Examine Your Source Material
This article on The Forge by Ron Edwards is of relevance to the following article: Redefining Mainstream
We live in a world with A LOT of media. We can’t engage all that’s avaialbe and certainly can’t begin to engage all there has ever been. For the last few months I’ve been submerged in The Dresden Files. I recently said to someone, “I don’t really like them, but I can’t stop reading them.” To me that says the first part of my statement was a lie. I must be liking them on some level or I’d have stopped. Further, to its credit, The Dresden Files is the only book series of its kind I’ve been able to stick with at all. I stopped reading Harry Potter after book three. Hell, I can’t even make it past the first book of Lord of the Rings.
This has been a life long problem. The media I enjoy most doesn’t seem to line up with my other hobbies and interests. Growing up I got handed a lot of Asimov and Heinlien because I appeared to be “that kind of kid.” But I found that stuff too dry and sanitary. In school I was fed Tales of a Sixth Grade Nothing and Super Fudge and later Johnny Tremain which even at that age I would have told you didn’t have enough sex or violence. I was pretty much convinced that books were dumb.
Until at the age of 15 I read “Phantom of the Opera.” Whoa! Where had THIS been all my life? From there I moved to Dracula and then to Frankenstein. Dr. Jekyl and Mr. Hyde was soon to follow. I jumped on to that teen trend of my generation and devoured a lot of Stephen King. I even read Interview with the Vampire (which is pretty good when considered in isolation of the rest of the series).
Looking at other media I’m reminded that I didn’t read comic books until my early 20s and even then it was stuff like Sandman, Sin City, The Maxx, and GloomCookie. I saw Amadeus four times in theater when I was 8 years old. My favorite films of all time include Dangerous Liassons (and it’s modern twist Cruel Intentions), 12 Angry Men, and Shooting The Past. Even my taste in video games runs more towards the cinematic with Monkey Island, Gabriel Knight and The Last Express topping the list and games like Silent Hill coming to the top of the more “actiony” pile.

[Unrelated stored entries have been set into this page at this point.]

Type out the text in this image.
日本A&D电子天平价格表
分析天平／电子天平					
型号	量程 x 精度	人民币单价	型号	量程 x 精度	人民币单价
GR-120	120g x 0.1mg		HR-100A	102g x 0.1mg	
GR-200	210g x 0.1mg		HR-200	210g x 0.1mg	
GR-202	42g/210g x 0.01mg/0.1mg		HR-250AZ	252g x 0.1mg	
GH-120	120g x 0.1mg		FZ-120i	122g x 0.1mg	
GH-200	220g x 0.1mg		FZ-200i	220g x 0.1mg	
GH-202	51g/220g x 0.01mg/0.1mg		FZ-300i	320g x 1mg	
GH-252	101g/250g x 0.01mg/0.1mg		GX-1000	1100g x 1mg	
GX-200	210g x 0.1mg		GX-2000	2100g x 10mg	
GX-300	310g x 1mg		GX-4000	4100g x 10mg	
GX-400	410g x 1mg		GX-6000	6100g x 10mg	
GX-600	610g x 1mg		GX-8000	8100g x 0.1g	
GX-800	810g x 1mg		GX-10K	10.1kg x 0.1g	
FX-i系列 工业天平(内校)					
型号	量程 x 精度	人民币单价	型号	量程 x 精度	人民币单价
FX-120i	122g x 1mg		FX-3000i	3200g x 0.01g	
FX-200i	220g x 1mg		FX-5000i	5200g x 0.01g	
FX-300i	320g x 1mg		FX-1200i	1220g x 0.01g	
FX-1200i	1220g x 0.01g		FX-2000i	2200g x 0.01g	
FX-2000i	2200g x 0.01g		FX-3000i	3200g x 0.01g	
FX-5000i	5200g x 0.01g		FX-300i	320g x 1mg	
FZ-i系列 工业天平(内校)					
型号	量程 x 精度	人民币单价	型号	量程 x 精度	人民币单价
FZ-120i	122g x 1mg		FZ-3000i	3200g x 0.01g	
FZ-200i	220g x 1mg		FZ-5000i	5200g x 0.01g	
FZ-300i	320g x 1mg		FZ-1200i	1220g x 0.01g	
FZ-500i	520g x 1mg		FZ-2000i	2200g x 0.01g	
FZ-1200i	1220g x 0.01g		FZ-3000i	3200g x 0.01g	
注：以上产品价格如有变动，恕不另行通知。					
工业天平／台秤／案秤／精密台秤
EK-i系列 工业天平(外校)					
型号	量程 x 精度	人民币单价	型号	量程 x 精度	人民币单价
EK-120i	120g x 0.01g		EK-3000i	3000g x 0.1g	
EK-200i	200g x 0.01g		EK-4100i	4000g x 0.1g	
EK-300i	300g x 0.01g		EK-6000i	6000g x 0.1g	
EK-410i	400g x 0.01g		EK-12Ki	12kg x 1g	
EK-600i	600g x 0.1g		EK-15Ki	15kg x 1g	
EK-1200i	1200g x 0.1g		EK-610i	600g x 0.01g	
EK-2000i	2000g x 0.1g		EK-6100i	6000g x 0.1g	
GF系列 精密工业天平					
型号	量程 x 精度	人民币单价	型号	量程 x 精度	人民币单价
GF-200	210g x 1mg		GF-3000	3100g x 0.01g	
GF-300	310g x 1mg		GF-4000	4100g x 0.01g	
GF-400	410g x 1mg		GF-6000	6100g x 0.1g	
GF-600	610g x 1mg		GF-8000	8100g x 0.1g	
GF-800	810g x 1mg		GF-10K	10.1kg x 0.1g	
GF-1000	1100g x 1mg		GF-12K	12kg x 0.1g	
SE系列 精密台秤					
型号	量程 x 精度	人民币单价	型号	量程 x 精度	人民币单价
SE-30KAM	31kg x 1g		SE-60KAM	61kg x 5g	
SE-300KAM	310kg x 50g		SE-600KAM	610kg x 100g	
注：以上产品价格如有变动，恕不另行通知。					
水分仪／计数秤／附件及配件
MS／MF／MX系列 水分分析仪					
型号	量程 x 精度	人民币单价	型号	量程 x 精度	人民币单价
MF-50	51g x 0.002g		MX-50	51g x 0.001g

As I said, it would be a lie to say I’m not enjoying The Dresden Files. But the books are not engaging me in the kind of deep personal satisfaction that some books do. This prompted me to take a cold hard look at my shelf and see what does make me feel that way. I see James Ellroy’s L.A. Quartet. I see Dennis Lehane’s Patrick Kenzie novels. I see Harriet The Spy (god damn, that book). I see my GloomCookie comics. I see A Series of Unfortunate Events (the author has admitted writing the series from the same frustration I had with childhood reading). I see Ian McEwan’s The Cement Garden and Patrick McGrath’s Asylum. I see Karl Edward Wagner’s Kane books. I see The Oxford Book of Gothic Tales and Mathew Lewis’ The Monk.
Now, I generally keep on top of geek pop-culture. I’ve seen almost all of Buffy The Vampire Slayer. I’m, as I’ve said, reading The Dresden Files. I’m a long time Doctor Who fan. I’ve read Watchmen and seen the movie. I’ve watched a fair number of Anime. There is stuff in there I enjoy and some of it even produces that deep sense of personal satisfaction. But my point is there’s a profound pattern that emerges when I cut away, “stuff I enjoyed” from “stuff that’s genuinely inspirational to me.”
By now you’re probably asking what has any of this got do with role-playing? I looked at my shelf and I realized holy shit, I’m HIM. I’m THE GUY. I am the dude we keep talking about in various places around the internet. You know, the guy who by all cultural logic *shouldn’t* be role-playing. I’m the guy with deep literary and creative investment but NOT in traditional gamer/geek source material.
Whenever a big blockbuster movie comes out there’s usually a number of threads that pop up around the internet about “how do we role-play this?” When I walked out of Inception I knew exactly what was going to happen in gamer-dom. There would be a number of people talking about how to role-play Inception but largely focusing on the team heist element and the multiple layers of reality and different time scales. Something told me I’m one of the few who walked out thinking, “Gee, how do I create a role-playing game where the players delve into their own psyche and confront hostile manifestations of their own guilt?” Oh wait, I already wrote that game.
My point to all this is that we live in a very noisey media filled world. And I’m going to go against conventional wisdom and say that most of it has a lot of merit on some level for a wide variety of reasons. But my experience with The Dresden Files and my book shelf have reminded me that there’s a gap between simply what one enjoys and what actually speaks to one on a personal deep inspirational level.
So I ask you, look at your media. Draw that line in the sand. What have you enjoyed vs. what has gotten really and truly under your skin and into your heart? What would role-playing with THAT material alone look like?